Probablamente en su modo indicativo, tiempo presente y primera persona  del singular no exista en español un verbo tan feo como coger. Su sonido es tan desagradable que puede producir carraspera y, en gargantas fumadoras, incluso  espontáneos y espesos esputos.

En español yo soy incapaz de encontrar una relación que sea medianamente  intuitiva  o visible entre  tomar y coger. No son verbos sinónimos ni por aproximación. Podría haber cierta equivalencia entre el uso activo imperativo de la acción tomar y la aceptación de quien nos invita a coger. ¡Toma! ¡Gracias, ya lo cojo! 

También tomamos  esposo o esposa en las ceremonias nupciales y según la santa madre iglesia, ese  tomar  lleva implícito el permiso para coger. 

El otro día ensayaba el comprometedor salteado de espárragos trigueros con golpe de muñeca. Después de tres intentos, conseguí  mantener  todos los pedacitos verdes  dentro de  la sartén y, exultante y orgulloso de mi hazaña, solté un exultante ¡toma ya! Esa misma exclamación es la que utilizo cuando lanzo de gancho un papel arrugado desde una distancia de cinco metros y lo encesto limpiamente  en la papelera o gano un órdago a la chica con un as y un cuatro. Son momentos para grandes y escandalosos ¡Toma ya!

Estos días está complicado tomar un taxi porque Uber se ha cogido el negocio, y también a los taxistas. Llamar a un taxi, subirse, indicarle  al conductor que nos traslade a un lugar determinado, y compartir con un completo desconocido  los minutos que transcurre la carrera  en ese espacio mínimo que supone  un coche, no deja de ser un acto de suma  confianza. Al fin y al cabo lo que hacemos es ponernos en manos de alguien que nos facilita, por un puñado de euros, ni más menos que nuestro  destino. Nunca nadie dio tanto por tan poco. 

Uber o cualquiera de esas plataformas en litigio también, pero se mire por donde se mire,  no es lo mismo. Esos vehículos de alta gama conducidos por pobres esclavos bien vestidos aparecen después de utilizar algo tan prosaico  y vulgar como un teléfono móvil, y una app, y nos ofrecen   la certidumbre, la disponibilidad  y la comodidad, y sobre todo el sueño proletario de poseer un chófer solícito, uniformado,  que solo habla si nosotros se lo pedimos y siempre nos da la razón.

El taxi, en cambio, nos pide guerra. Con el taxi le tomamos el pulso a la ciudad. El taxi es pícaro, imprudente y rebelde. El taxi es nosotros. El taxi huele. El taxi suena. Entre el taxi y su cliente no hay distancias, ni tapujos, ni la apariencia limusínica , ni medias verdades. El taxi viste igual que nosotros,  es simpático o antipático, esmerado o  desagradable, cálido o frío, servicial o borde. Y lo más importante: quien de verdad nos ofrece un destino es el taxi, porque lo encontramos en medio de la calle, a la intemperie, o aguardando paciente que le toque el turno de servicio en una larga cola junto a una estación, o un aeropuerto, que son esos otros lugares donde nacen y mueren los destinos. 
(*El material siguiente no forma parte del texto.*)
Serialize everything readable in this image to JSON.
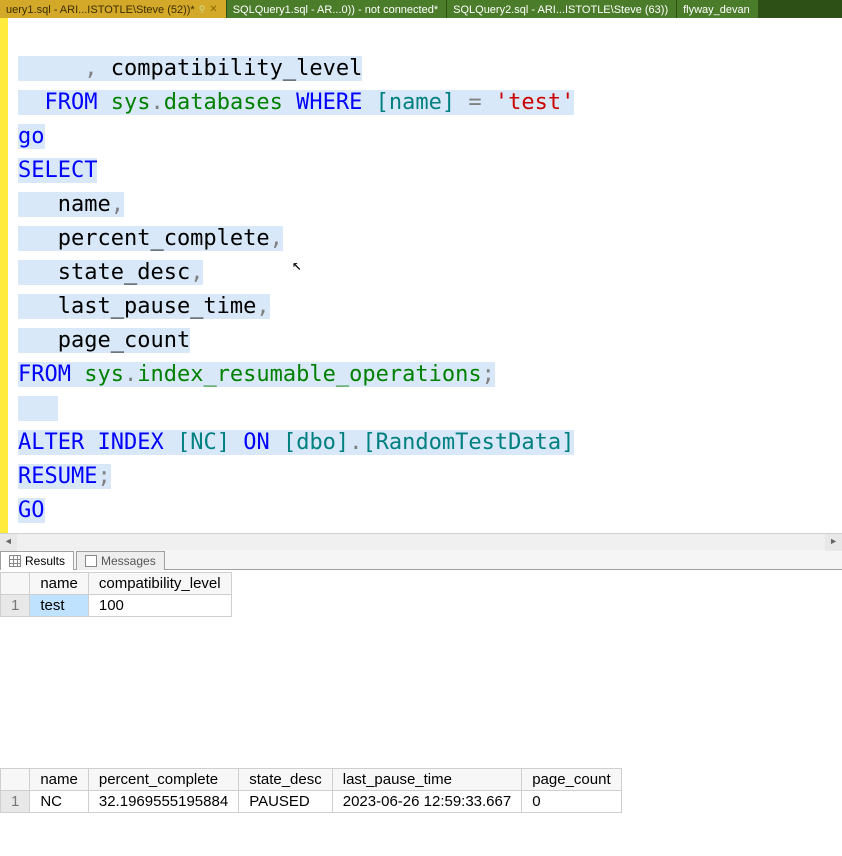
{
  "tabs": [
    {
      "label": "uery1.sql - ARI...ISTOTLE\\Steve (52))*",
      "active": true
    },
    {
      "label": "SQLQuery1.sql - AR...0)) - not connected*",
      "active": false
    },
    {
      "label": "SQLQuery2.sql - ARI...ISTOTLE\\Steve (63))",
      "active": false
    },
    {
      "label": "flyway_devan",
      "active": false
    }
  ],
  "code": {
    "l1_a": "     ,",
    "l1_b": " compatibility_level",
    "l2_a": "  FROM",
    "l2_b": " sys",
    "l2_c": ".",
    "l2_d": "databases",
    "l2_e": " WHERE",
    "l2_f": " [name]",
    "l2_g": " =",
    "l2_h": " 'test'",
    "l3": "go",
    "l4": "SELECT",
    "l5_a": "   name",
    "l5_b": ",",
    "l6_a": "   percent_complete",
    "l6_b": ",",
    "l7_a": "   state_desc",
    "l7_b": ",",
    "l8_a": "   last_pause_time",
    "l8_b": ",",
    "l9": "   page_count",
    "l10_a": "FROM",
    "l10_b": " sys",
    "l10_c": ".",
    "l10_d": "index_resumable_operations",
    "l10_e": ";",
    "l11_pad": "   ",
    "l12_a": "ALTER",
    "l12_b": " INDEX",
    "l12_c": " [NC]",
    "l12_d": " ON",
    "l12_e": " [dbo]",
    "l12_f": ".",
    "l12_g": "[RandomTestData]",
    "l13_a": "RESUME",
    "l13_b": ";",
    "l14": "GO"
  },
  "results_tabs": {
    "results": "Results",
    "messages": "Messages"
  },
  "chart_data": [
    {
      "type": "table",
      "columns": [
        "name",
        "compatibility_level"
      ],
      "rows": [
        {
          "name": "test",
          "compatibility_level": "100"
        }
      ]
    },
    {
      "type": "table",
      "columns": [
        "name",
        "percent_complete",
        "state_desc",
        "last_pause_time",
        "page_count"
      ],
      "rows": [
        {
          "name": "NC",
          "percent_complete": "32.1969555195884",
          "state_desc": "PAUSED",
          "last_pause_time": "2023-06-26 12:59:33.667",
          "page_count": "0"
        }
      ]
    }
  ]
}
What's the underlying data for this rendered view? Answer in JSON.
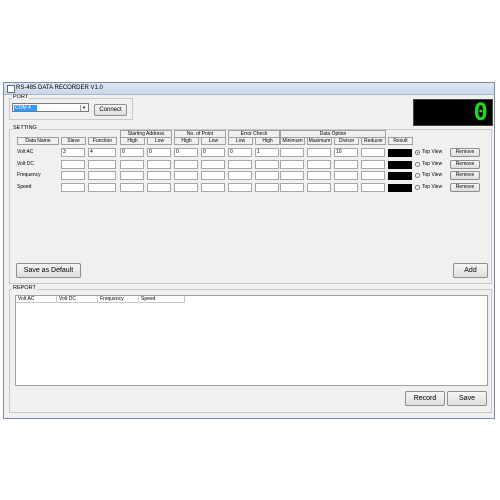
{
  "window": {
    "title": "RS-485 DATA RECORDER V1.0"
  },
  "port": {
    "label": "PORT",
    "selected": "COM 4",
    "connect_label": "Connect"
  },
  "display": {
    "value": "0",
    "color": "#1bd81b"
  },
  "setting": {
    "label": "SETTING",
    "group_headers": [
      "Starting Address",
      "No. of Point",
      "Error Check",
      "Data Option"
    ],
    "columns": [
      "Data Name",
      "Slave",
      "Function",
      "High",
      "Low",
      "High",
      "Low",
      "Low",
      "High",
      "Minimum",
      "Maximum",
      "Divisor",
      "Reducer",
      "Result"
    ],
    "rows": [
      {
        "name": "Volt AC",
        "values": [
          "3",
          "4",
          "0",
          "0",
          "0",
          "0",
          "0",
          "1",
          "",
          "",
          "10",
          ""
        ],
        "top_view": "Top View",
        "remove": "Remove",
        "selected": true
      },
      {
        "name": "Volt DC",
        "values": [
          "",
          "",
          "",
          "",
          "",
          "",
          "",
          "",
          "",
          "",
          "",
          ""
        ],
        "top_view": "Top View",
        "remove": "Remove",
        "selected": false
      },
      {
        "name": "Frequency",
        "values": [
          "",
          "",
          "",
          "",
          "",
          "",
          "",
          "",
          "",
          "",
          "",
          ""
        ],
        "top_view": "Top View",
        "remove": "Remove",
        "selected": false
      },
      {
        "name": "Speed",
        "values": [
          "",
          "",
          "",
          "",
          "",
          "",
          "",
          "",
          "",
          "",
          "",
          ""
        ],
        "top_view": "Top View",
        "remove": "Remove",
        "selected": false
      }
    ],
    "save_default_label": "Save as Default",
    "add_label": "Add"
  },
  "report": {
    "label": "REPORT",
    "columns": [
      "Volt AC",
      "Volt DC",
      "Frequency",
      "Speed"
    ],
    "record_label": "Record",
    "save_label": "Save"
  }
}
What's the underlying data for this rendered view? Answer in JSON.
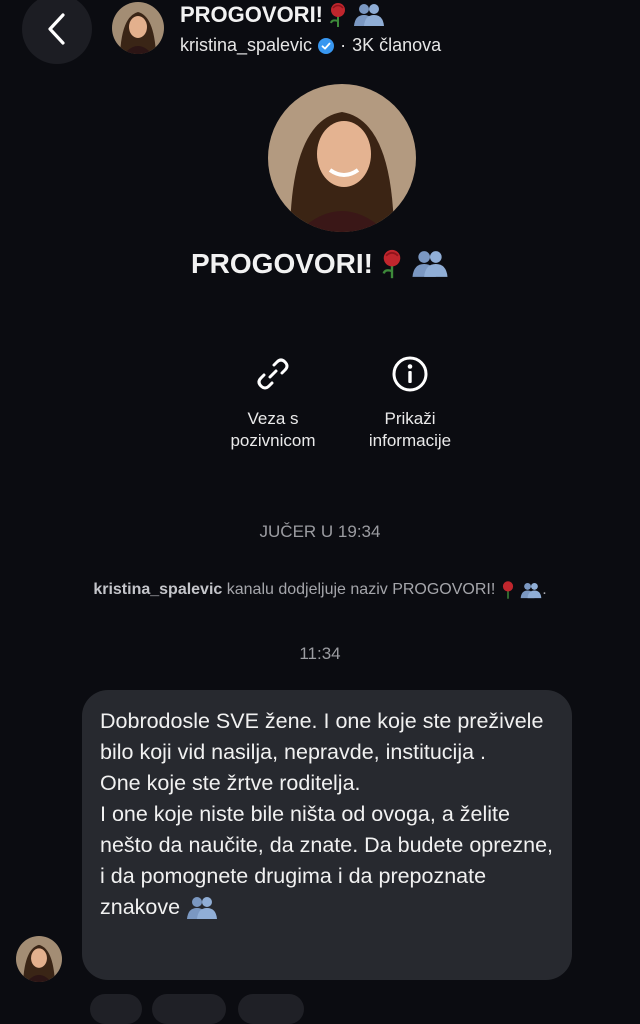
{
  "header": {
    "back_icon": "chevron-left-icon",
    "title": "PROGOVORI!",
    "username": "kristina_spalevic",
    "separator": "·",
    "members": "3K članova"
  },
  "profile": {
    "title": "PROGOVORI!"
  },
  "actions": [
    {
      "line1": "Veza s",
      "line2": "pozivnicom",
      "icon": "link-icon"
    },
    {
      "line1": "Prikaži",
      "line2": "informacije",
      "icon": "info-icon"
    }
  ],
  "timeline": {
    "date_divider": "JUČER U 19:34",
    "system_user": "kristina_spalevic",
    "system_text": " kanalu dodjeljuje naziv PROGOVORI!",
    "system_end": ".",
    "message_time": "11:34"
  },
  "message": {
    "p1": "Dobrodosle SVE žene. I one koje ste preživele bilo koji vid nasilja, nepravde, institucija .",
    "p2": "One koje ste žrtve roditelja.",
    "p3": "I one koje niste bile ništa od ovoga, a želite nešto da naučite, da znate. Da budete oprezne, i da pomognete drugima i da prepoznate znakove"
  },
  "colors": {
    "background": "#0b0c11",
    "bubble": "#27292f",
    "verified": "#3897f0",
    "rose": "#c0262d"
  }
}
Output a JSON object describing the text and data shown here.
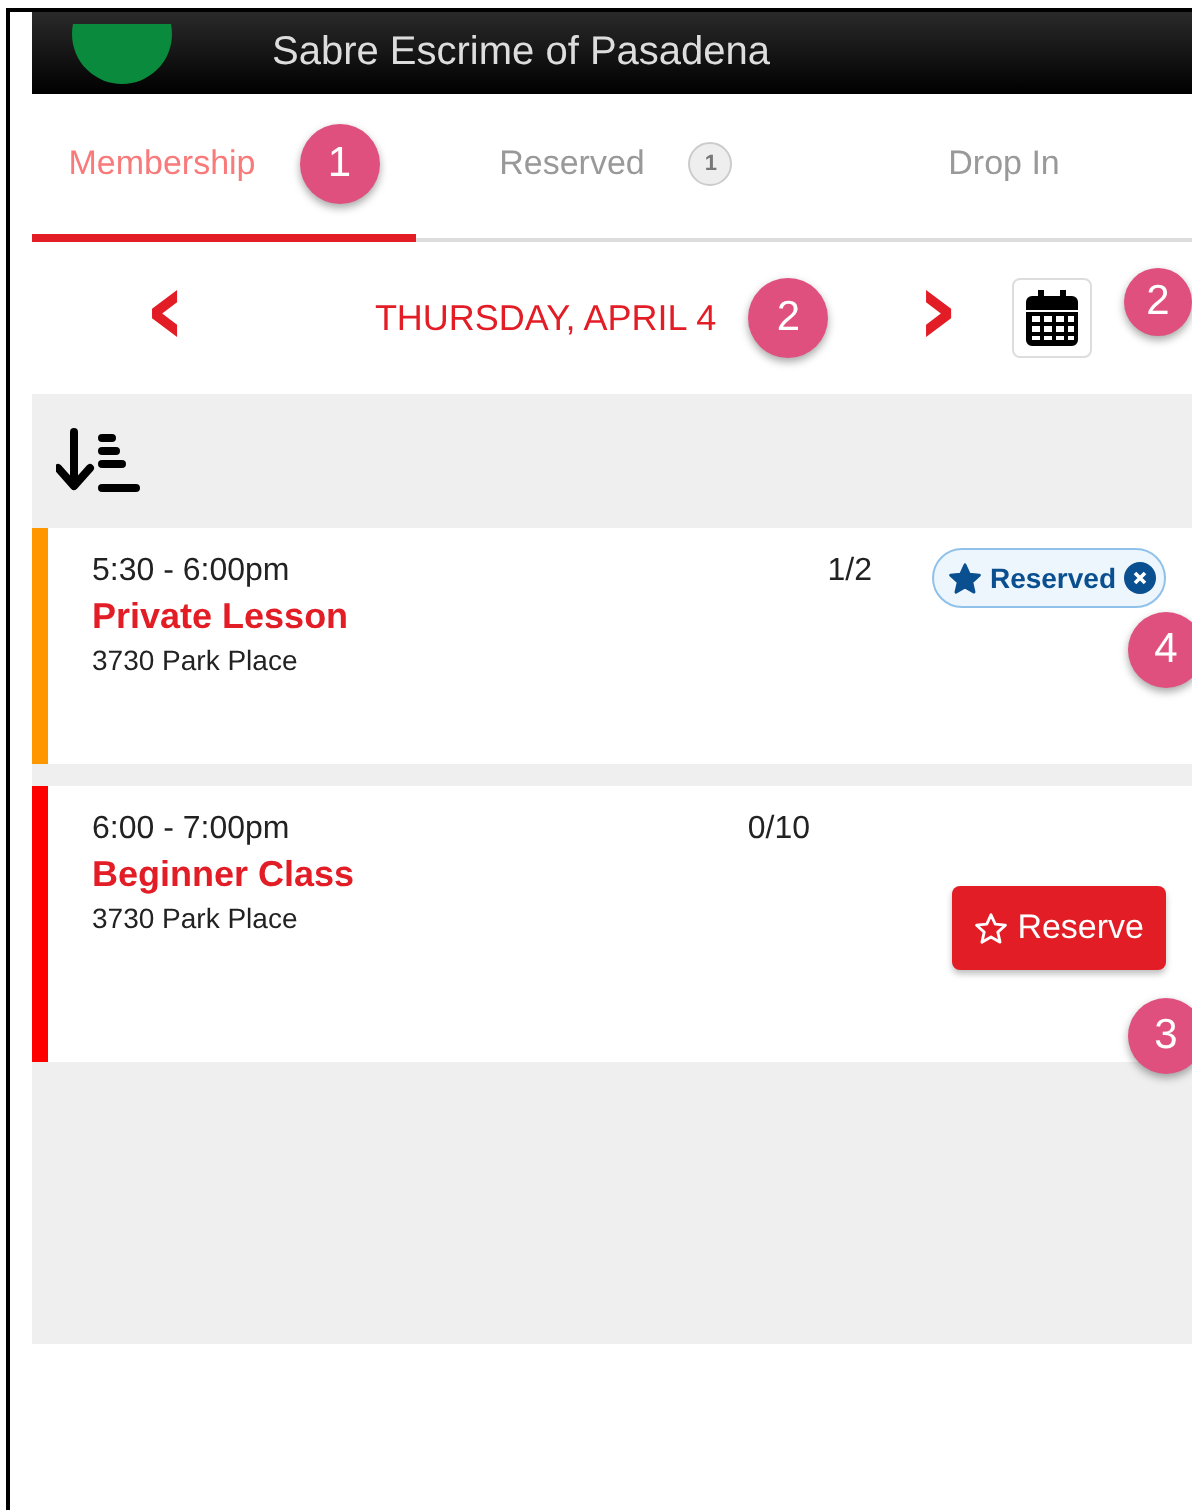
{
  "header": {
    "title": "Sabre Escrime of Pasadena"
  },
  "tabs": [
    {
      "label": "Membership",
      "selected": true,
      "annotation": "1"
    },
    {
      "label": "Reserved",
      "selected": false,
      "count": "1"
    },
    {
      "label": "Drop In",
      "selected": false
    }
  ],
  "date_bar": {
    "prev": "‹",
    "date": "THURSDAY, APRIL 4",
    "date_annotation": "2",
    "next": "›",
    "calendar_annotation": "2"
  },
  "classes": [
    {
      "time": "5:30 - 6:00pm",
      "spots": "1/2",
      "title": "Private Lesson",
      "location": "3730 Park Place",
      "color": "#ff9800",
      "kind": "reserved",
      "action": "Reserved",
      "annotation": "4"
    },
    {
      "time": "6:00 - 7:00pm",
      "spots": "0/10",
      "title": "Beginner Class",
      "location": "3730 Park Place",
      "color": "#ff0000",
      "kind": "reserve",
      "action": "Reserve",
      "annotation": "3"
    }
  ]
}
De hecho, en rigor, nadie coge un Úber. Ni siquiera  toma un Uber. Quien viaja en un coche Uber  previamente ha comprado un smartphone,  ha pagado una cuota telefónica, se ha bajado Uber, le ha regalado sus datos personales a Uber, se ha  registrado en Uber y a continuación   ha pedido, solicitado o  concertado  un  esclavo de Uber  y, en ese proceso, acrecienta el negocio de esclavitud colaborativa que es Uber. De modo que ¿cómo voy a confiar mi destino a un explotador  como Uber? ¡A  tomar por culo, Uber!. Aunque me duelan las amígdalas, ¡yo cojo taxi!